Vor ein paar Tagen saß ich in einem Meeting, bei dem uns ein wundervolles Programm für den internationalen Tag der Menschen mit Behinderungen vorgestellt wurde, das bei uns auf dem Campus stattfinden wird. Da ich mit diesem Themenfeld vergleichsweise wenige Berührungspunkte habe, mich aber dafür weiter sensibilisieren möchte, hörte ich gespannt zu. Und dann fiel er, dieser eine Begriff. Dieser Terminus, der mich innerlich zusammenzucken ließ und der mich letztlich dazu veranlasste, diesen Artikel zu schreiben. Dieser Begriff war „Safe Space“. Sicherer Raum. Warum ich es so schlimm finde, diesen Begriff aktuell in vielen Lebensbereichen zu hören, möchte ich euch in diesem Artikel erzählen.
Fragt man ChatGPT nach einer Definition für „Safe Spaces“, bekommt man Folgendes zu lesen – das wird später in diesem Artikel noch von Wichtigkeit sein:
Ein Safe Space ist ein geschützter Raum, in dem Menschen frei von Diskriminierung, Bewertung oder Angst ihre Gedanken, Erfahrungen und Identität teilen können. Hier stehen Respekt, Inklusion und emotionale Sicherheit im Fokus.
–ChatGPT
Seit nunmehr über 4 Jahren gehöre ich bewusst zu einer von Gewalt und Diskriminierung bedrohten Minderheit, in der Safe Spaces eine wichtige Rolle spielen. Aus diesem Grund gründete ich damals die RHEIN*BOWS. Ich wollte einen sicheren Raum für Menschen schaffen, die Angst haben, sich offen so zu zeigen, wie sie eigentlich sind. Damals erschien mir dieser Schritt logisch, denn ich wollte diese Menschen darin bestärken, zu sich selbst zu stehen und ihren eigenen Weg mutig zu gehen. Und das möchte ich noch immer.

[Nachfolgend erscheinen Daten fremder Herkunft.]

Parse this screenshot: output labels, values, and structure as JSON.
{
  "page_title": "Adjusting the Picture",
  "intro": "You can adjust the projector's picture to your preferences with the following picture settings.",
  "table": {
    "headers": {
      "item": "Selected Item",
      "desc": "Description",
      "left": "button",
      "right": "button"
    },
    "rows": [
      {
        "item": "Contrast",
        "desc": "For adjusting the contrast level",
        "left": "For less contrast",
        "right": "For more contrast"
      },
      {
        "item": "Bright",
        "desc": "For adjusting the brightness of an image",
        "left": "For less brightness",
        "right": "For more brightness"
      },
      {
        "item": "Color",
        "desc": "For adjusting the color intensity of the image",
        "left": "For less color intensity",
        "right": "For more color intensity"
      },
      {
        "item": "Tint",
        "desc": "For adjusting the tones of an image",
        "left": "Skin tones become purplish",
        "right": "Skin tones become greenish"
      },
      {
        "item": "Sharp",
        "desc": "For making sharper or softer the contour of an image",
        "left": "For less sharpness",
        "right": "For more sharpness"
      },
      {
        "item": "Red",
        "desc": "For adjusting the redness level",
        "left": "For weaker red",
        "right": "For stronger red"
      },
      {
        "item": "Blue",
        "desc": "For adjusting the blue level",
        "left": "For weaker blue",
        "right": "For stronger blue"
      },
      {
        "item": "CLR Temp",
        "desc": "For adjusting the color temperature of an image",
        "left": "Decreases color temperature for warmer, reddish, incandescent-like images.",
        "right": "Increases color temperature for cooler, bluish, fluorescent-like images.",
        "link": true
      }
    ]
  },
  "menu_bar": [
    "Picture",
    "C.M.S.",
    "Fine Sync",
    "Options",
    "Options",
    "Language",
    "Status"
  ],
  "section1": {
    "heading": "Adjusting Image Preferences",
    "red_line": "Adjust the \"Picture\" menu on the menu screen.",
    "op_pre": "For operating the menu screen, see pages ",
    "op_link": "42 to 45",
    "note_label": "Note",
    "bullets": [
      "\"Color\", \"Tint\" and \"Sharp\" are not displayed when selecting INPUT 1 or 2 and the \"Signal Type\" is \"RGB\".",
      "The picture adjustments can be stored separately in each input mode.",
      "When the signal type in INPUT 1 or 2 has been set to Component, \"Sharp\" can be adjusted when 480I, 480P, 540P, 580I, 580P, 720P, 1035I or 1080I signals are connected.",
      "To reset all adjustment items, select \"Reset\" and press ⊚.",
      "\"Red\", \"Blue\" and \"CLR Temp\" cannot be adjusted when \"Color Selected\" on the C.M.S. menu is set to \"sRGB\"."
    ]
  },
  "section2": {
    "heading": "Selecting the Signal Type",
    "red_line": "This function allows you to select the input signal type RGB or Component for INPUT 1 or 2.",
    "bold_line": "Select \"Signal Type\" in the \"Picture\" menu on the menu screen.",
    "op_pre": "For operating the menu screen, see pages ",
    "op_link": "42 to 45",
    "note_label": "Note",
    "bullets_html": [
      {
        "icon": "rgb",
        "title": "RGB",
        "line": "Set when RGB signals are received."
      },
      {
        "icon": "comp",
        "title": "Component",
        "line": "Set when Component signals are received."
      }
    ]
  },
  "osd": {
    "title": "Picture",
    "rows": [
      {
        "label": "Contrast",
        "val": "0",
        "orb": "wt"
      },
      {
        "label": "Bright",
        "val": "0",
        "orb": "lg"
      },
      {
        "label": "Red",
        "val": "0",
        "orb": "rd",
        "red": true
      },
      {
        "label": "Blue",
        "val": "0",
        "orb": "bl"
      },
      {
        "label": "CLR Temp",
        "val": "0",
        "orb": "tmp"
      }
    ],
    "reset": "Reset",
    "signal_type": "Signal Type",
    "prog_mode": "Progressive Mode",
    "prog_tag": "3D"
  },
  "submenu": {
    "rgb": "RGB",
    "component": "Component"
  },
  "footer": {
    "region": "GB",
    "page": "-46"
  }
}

Doch etwas hat sich letzte Woche geändert. „Safe Space“, hallte es noch immer durch meinen Kopf, in dem etwas klickte. Natürlich! Auch Menschen mit Behinderungen sind von Diskriminierung und Schlimmerem bedroht. In diesem Kontext gilt es auch, diese Menschen vor dem vermeintlich gefährlichen Außen zu schützen. Aber wem mache ich da etwas vor? Gleiches gilt für meine kleine bunte Bubble auch. Und andere.
Und Frauenhäuser. Safe Spaces, weil irgendwelche fehlgeleiteten Typen es offenkundig für legitim halten, ihrer Partnerin Gewalt anzutun. Wie, bitte? Und dann müssen wir als Gesellschaft diese schützenswerten Menschen verängstigt hinter dicken Mauern verstauen, während die eigentlichen Probleme draußen herumlaufen? Ticken wir noch ganz sauber?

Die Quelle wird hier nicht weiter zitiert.